Psychologist Dr. Stephen Karman created the term in the 1960’s to describe the three dysfunctional roles: The victim (Damsel in Distress), The Persecutor (Villain) and The Rescuer (Hero). A model of how we humans interact.
None of the roles take responsibility.
The Victim “Poor Me”- This person gives up and believes everyone else is okay except them. Feels oppressed, hopeless, ashamed, powerless, incapable, and misunderstood.
The victim will seek to hook up with a rescuer in order to validate victim feelings. The victim will refuse to make decisions, get help or change.
The Rescuer “Let Me Help you”– Offers support but really doesn’t want too. Feels guilty and anxious if doesn’t rescue and feels connected when victim is dependent on them. Rescuing sense of capability and often expects to fail in rescue mission.

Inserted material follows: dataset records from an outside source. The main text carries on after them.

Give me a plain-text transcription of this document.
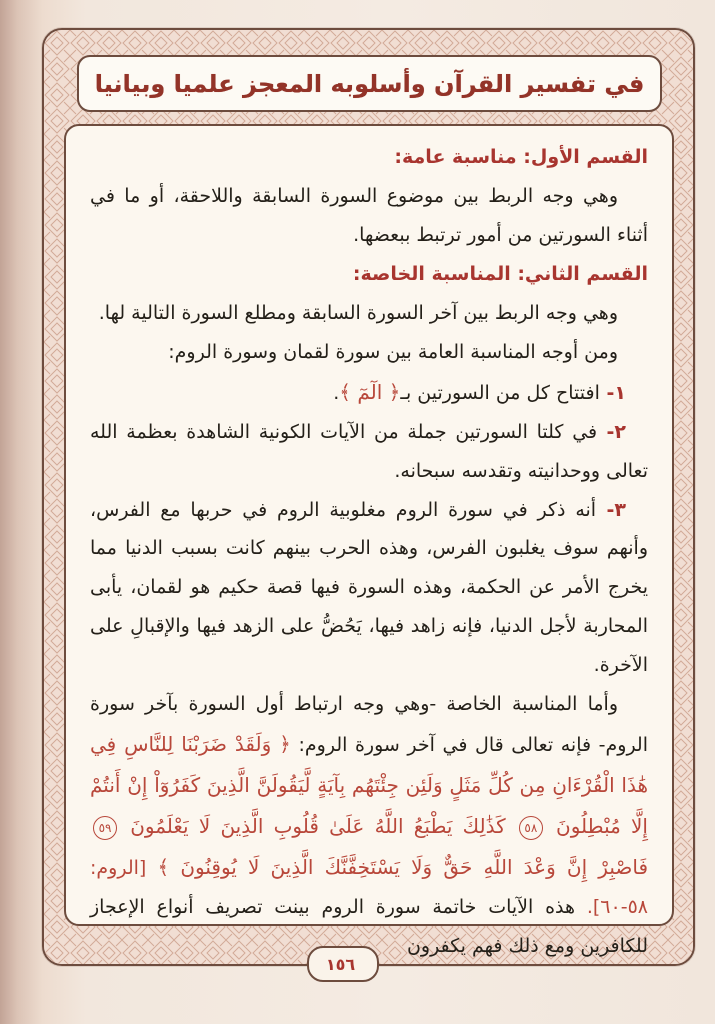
في تفسير القرآن وأسلوبه المعجز علميا وبيانيا

القسم الأول: مناسبة عامة:

وهي وجه الربط بين موضوع السورة السابقة واللاحقة، أو ما في أثناء السورتين من أمور ترتبط ببعضها.

القسم الثاني: المناسبة الخاصة:

وهي وجه الربط بين آخر السورة السابقة ومطلع السورة التالية لها.

ومن أوجه المناسبة العامة بين سورة لقمان وسورة الروم:

١- افتتاح كل من السورتين بـ﴿ الٓمٓ ﴾.

٢- في كلتا السورتين جملة من الآيات الكونية الشاهدة بعظمة الله تعالى ووحدانيته وتقدسه سبحانه.

٣- أنه ذكر في سورة الروم مغلوبية الروم في حربها مع الفرس، وأنهم سوف يغلبون الفرس، وهذه الحرب بينهم كانت بسبب الدنيا مما يخرج الأمر عن الحكمة، وهذه السورة فيها قصة حكيم هو لقمان، يأبى المحاربة لأجل الدنيا، فإنه زاهد فيها، يَحُضُّ على الزهد فيها والإقبالِ على الآخرة.

وأما المناسبة الخاصة -وهي وجه ارتباط أول السورة بآخر سورة الروم- فإنه تعالى قال في آخر سورة الروم: ﴿ وَلَقَدْ ضَرَبْنَا لِلنَّاسِ فِي هَٰذَا الْقُرْءَانِ مِن كُلِّ مَثَلٍ وَلَئِن جِئْتَهُم بِآيَةٍ لَّيَقُولَنَّ الَّذِينَ كَفَرُوٓاْ إِنْ أَنتُمْ إِلَّا مُبْطِلُونَ ٥٨ كَذَٰلِكَ يَطْبَعُ اللَّهُ عَلَىٰ قُلُوبِ الَّذِينَ لَا يَعْلَمُونَ ٥٩ فَاصْبِرْ إِنَّ وَعْدَ اللَّهِ حَقٌّ وَلَا يَسْتَخِفَّنَّكَ الَّذِينَ لَا يُوقِنُونَ ﴾ [الروم: ٥٨-٦٠]. هذه الآيات خاتمة سورة الروم بينت تصريف أنواع الإعجاز للكافرين ومع ذلك فهم يكفرون

١٥٦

The Persecutor “It’s All Your Fault”– The persecutor places blame and makes sure others are wrong. They are more than likely angry, accusing, righteous, bossy and inflexible. In order to have their needs met they require the Victim; someone they can project their irritation on. “You are not ok but I am, so do what I tell you.”
All 3 Roles in the Triangle are inauthentic. When someone is in one of these roles, they are responding to the past rather than the here and now. They are using old “scripts” they decided upon as children or modeled from their parents.

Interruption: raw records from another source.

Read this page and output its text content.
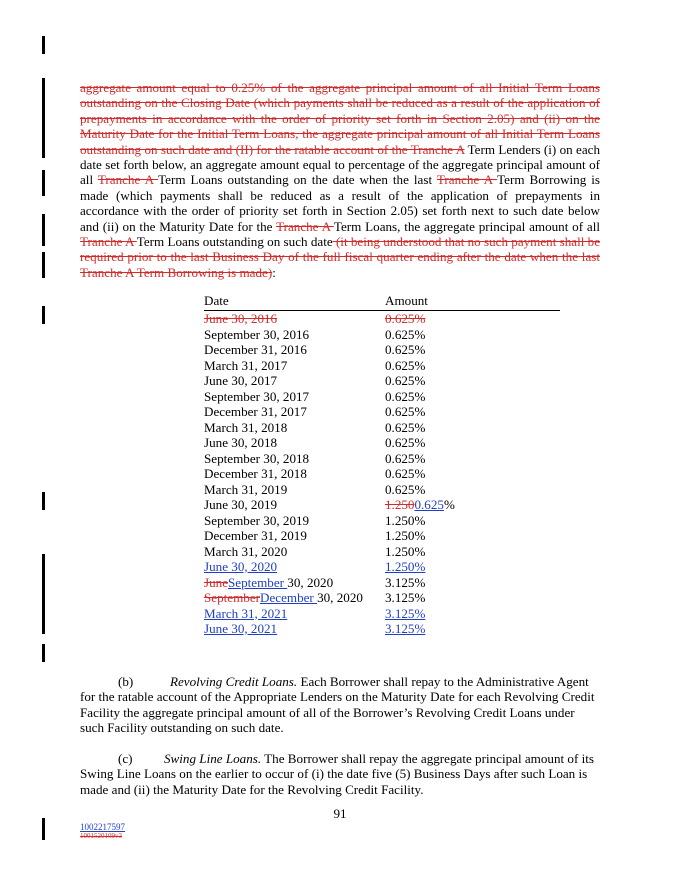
aggregate amount equal to 0.25% of the aggregate principal amount of all Initial Term Loans outstanding on the Closing Date (which payments shall be reduced as a result of the application of prepayments in accordance with the order of priority set forth in Section 2.05) and (ii) on the Maturity Date for the Initial Term Loans, the aggregate principal amount of all Initial Term Loans outstanding on such date and (II) for the ratable account of the Tranche A Term Lenders (i) on each date set forth below, an aggregate amount equal to percentage of the aggregate principal amount of all Tranche A Term Loans outstanding on the date when the last Tranche A Term Borrowing is made (which payments shall be reduced as a result of the application of prepayments in accordance with the order of priority set forth in Section 2.05) set forth next to such date below and (ii) on the Maturity Date for the Tranche A Term Loans, the aggregate principal amount of all Tranche A Term Loans outstanding on such date (it being understood that no such payment shall be required prior to the last Business Day of the full fiscal quarter ending after the date when the last Tranche A Term Borrowing is made):
Date	Amount
June 30, 2016	0.625%
September 30, 2016	0.625%
December 31, 2016	0.625%
March 31, 2017	0.625%
June 30, 2017	0.625%
September 30, 2017	0.625%
December 31, 2017	0.625%
March 31, 2018	0.625%
June 30, 2018	0.625%
September 30, 2018	0.625%
December 31, 2018	0.625%
March 31, 2019	0.625%
June 30, 2019	1.2500.625%
September 30, 2019	1.250%
December 31, 2019	1.250%
March 31, 2020	1.250%
June 30, 2020	1.250%
JuneSeptember 30, 2020	3.125%
SeptemberDecember 30, 2020	3.125%
March 31, 2021	3.125%
June 30, 2021	3.125%
(b)	Revolving Credit Loans. Each Borrower shall repay to the Administrative Agent for the ratable account of the Appropriate Lenders on the Maturity Date for each Revolving Credit Facility the aggregate principal amount of all of the Borrower’s Revolving Credit Loans under such Facility outstanding on such date.
(c) Swing Line Loans. The Borrower shall repay the aggregate principal amount of its Swing Line Loans on the earlier to occur of (i) the date five (5) Business Days after such Loan is made and (ii) the Maturity Date for the Revolving Credit Facility.
91
1002217597
1001520109v3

All roles are manipulative and each has the following purpose in manipulation:
- Responsibility is left out. Manipulation means never take ownership, always blame.
- There is a lack of internal conflict within the individual. Instead it’s all about creating conflict & stirring it up in others.

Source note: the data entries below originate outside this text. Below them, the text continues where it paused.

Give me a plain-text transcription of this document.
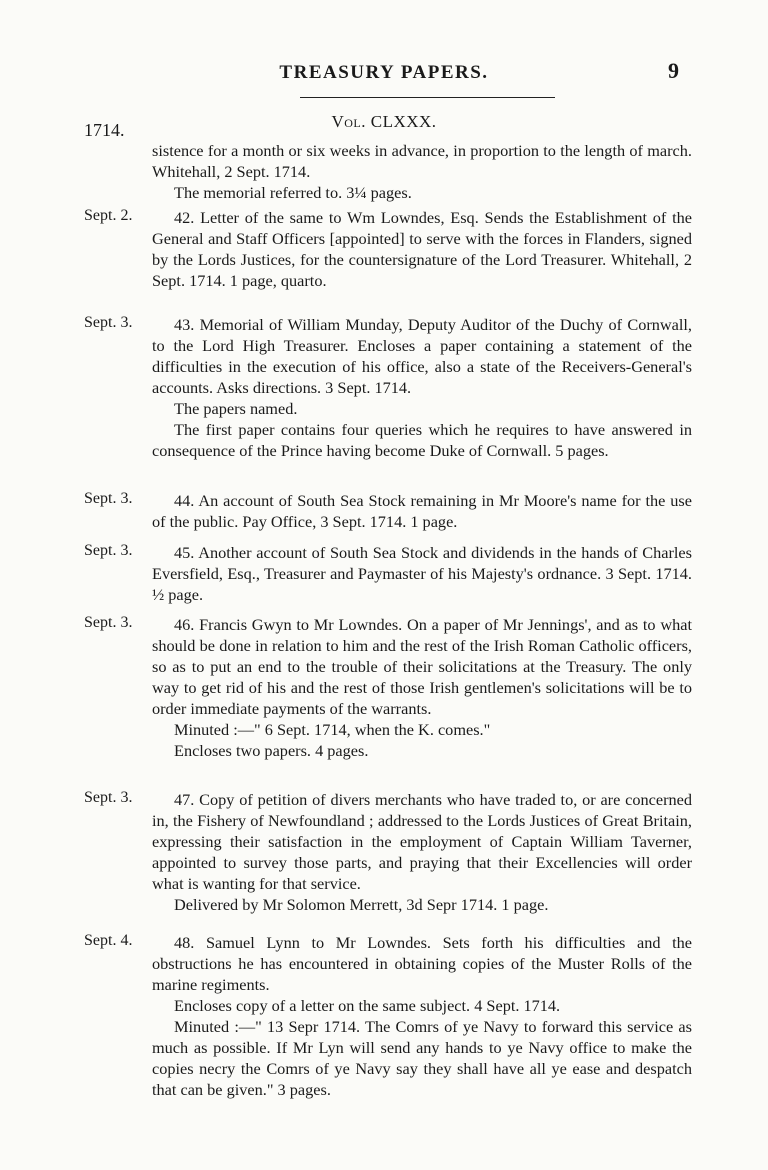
TREASURY PAPERS.	9
Vol. CLXXX.
1714.

sistence for a month or six weeks in advance, in proportion to the length of march. Whitehall, 2 Sept. 1714.

The memorial referred to. 3¼ pages.

Sept. 2.	42. Letter of the same to Wm Lowndes, Esq. Sends the Establishment of the General and Staff Officers [appointed] to serve with the forces in Flanders, signed by the Lords Justices, for the countersignature of the Lord Treasurer. Whitehall, 2 Sept. 1714. 1 page, quarto.

Sept. 3.	43. Memorial of William Munday, Deputy Auditor of the Duchy of Cornwall, to the Lord High Treasurer. Encloses a paper containing a statement of the difficulties in the execution of his office, also a state of the Receivers-General's accounts. Asks directions. 3 Sept. 1714.

The papers named.

The first paper contains four queries which he requires to have answered in consequence of the Prince having become Duke of Cornwall. 5 pages.

Sept. 3.	44. An account of South Sea Stock remaining in Mr Moore's name for the use of the public. Pay Office, 3 Sept. 1714. 1 page.

Sept. 3.	45. Another account of South Sea Stock and dividends in the hands of Charles Eversfield, Esq., Treasurer and Paymaster of his Majesty's ordnance. 3 Sept. 1714. ½ page.

Sept. 3.	46. Francis Gwyn to Mr Lowndes. On a paper of Mr Jennings', and as to what should be done in relation to him and the rest of the Irish Roman Catholic officers, so as to put an end to the trouble of their solicitations at the Treasury. The only way to get rid of his and the rest of those Irish gentlemen's solicitations will be to order immediate payments of the warrants.

Minuted :—" 6 Sept. 1714, when the K. comes."

Encloses two papers. 4 pages.

Sept. 3.	47. Copy of petition of divers merchants who have traded to, or are concerned in, the Fishery of Newfoundland ; addressed to the Lords Justices of Great Britain, expressing their satisfaction in the employment of Captain William Taverner, appointed to survey those parts, and praying that their Excellencies will order what is wanting for that service.

Delivered by Mr Solomon Merrett, 3d Sepr 1714. 1 page.

Sept. 4.	48. Samuel Lynn to Mr Lowndes. Sets forth his difficulties and the obstructions he has encountered in obtaining copies of the Muster Rolls of the marine regiments.

Encloses copy of a letter on the same subject. 4 Sept. 1714.

Minuted :—" 13 Sepr 1714. The Comrs of ye Navy to forward this service as much as possible. If Mr Lyn will send any hands to ye Navy office to make the copies necry the Comrs of ye Navy say they shall have all ye ease and despatch that can be given." 3 pages.
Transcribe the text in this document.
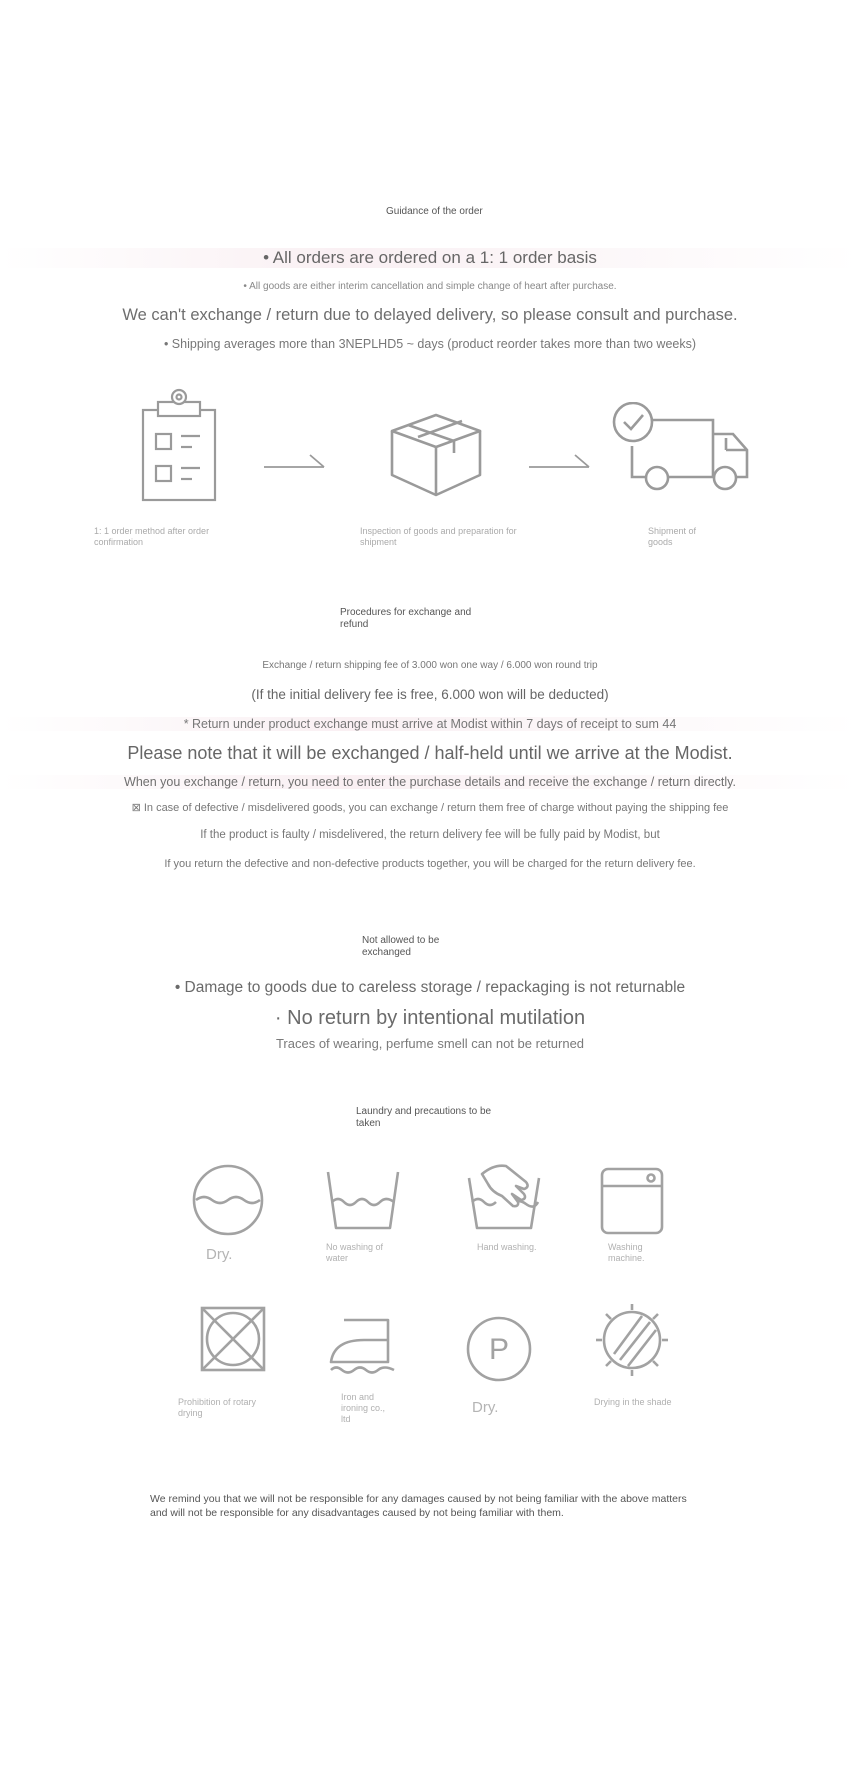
Guidance of the order
• All orders are ordered on a 1: 1 order basis
• All goods are either interim cancellation and simple change of heart after purchase.
We can't exchange / return due to delayed delivery, so please consult and purchase.
• Shipping averages more than 3NEPLHD5 ~ days (product reorder takes more than two weeks)
1: 1 order method after order confirmation
Inspection of goods and preparation for shipment
Shipment of goods
Procedures for exchange and refund
Exchange / return shipping fee of 3.000 won one way / 6.000 won round trip
(If the initial delivery fee is free, 6.000 won will be deducted)
* Return under product exchange must arrive at Modist within 7 days of receipt to sum 44
Please note that it will be exchanged / half-held until we arrive at the Modist.
When you exchange / return, you need to enter the purchase details and receive the exchange / return directly.
⊠ In case of defective / misdelivered goods, you can exchange / return them free of charge without paying the shipping fee
If the product is faulty / misdelivered, the return delivery fee will be fully paid by Modist, but
If you return the defective and non-defective products together, you will be charged for the return delivery fee.
Not allowed to be exchanged
• Damage to goods due to careless storage / repackaging is not returnable
· No return by intentional mutilation
Traces of wearing, perfume smell can not be returned
Laundry and precautions to be taken
Dry.	No washing of water
Hand washing.	Washing machine.
Prohibition of rotary drying
Iron and ironing co., ltd
P
Dry.	Drying in the shade
We remind you that we will not be responsible for any damages caused by not being familiar with the above matters and will not be responsible for any disadvantages caused by not being familiar with them.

- The players lack empathy, are very self-absorbed in their own role of the moment.
- Patterns of the drama game prevent any real problem solving because the drama rules.
- Maintaining bad boundaries is part of manipulation.
- The game provides identity and fills emptiness, because two people can jump around in all three roles to fuel the drama of manipulation.
Good guy/Bad guy split thinking is integral to drama & manipulation. Drama obscures the real issues. People are seduced by the false excitement the drama offers. Manipulators love drama as a source of power.
Manipulation is the core of the game. It creates confusion and upset, not solutions
Breaking out of the Drama Triangle
Be 100% responsible. Be the change you want in the conversation then you will move out of it.
If you find yourself in The Rescuer Role give help without enabling and allow the person (victim) to learn and grow by solving their own problems. The rescuer can move from savior to coach by offering clear support and holding person capable. By holding active listening the coach listens and does not solve problems for them. The coach can set boundaries (I am willing to listen for 5 minutes) and Provide choices (I will listen for 5 mins now or you can call back next week). Feeling – Fear.
If you find yourself in the Victim Role (Helpless) you can move to survivor by problem solving. State what you want and take action, keep agreements, speak gratitude for yourself and what you have. Feeling -Sadness.
If you find yourself in the Persecutor Role (Bully) you can move to challenger by active listening without solving the problem for the other person, clear expectations, and provide choices. Feeling – Anger.
Many of us may not be conscious of operating in one of these roles. As you become aware of each role and how you may cycle in and out of different drama roles you can begin to be responsible.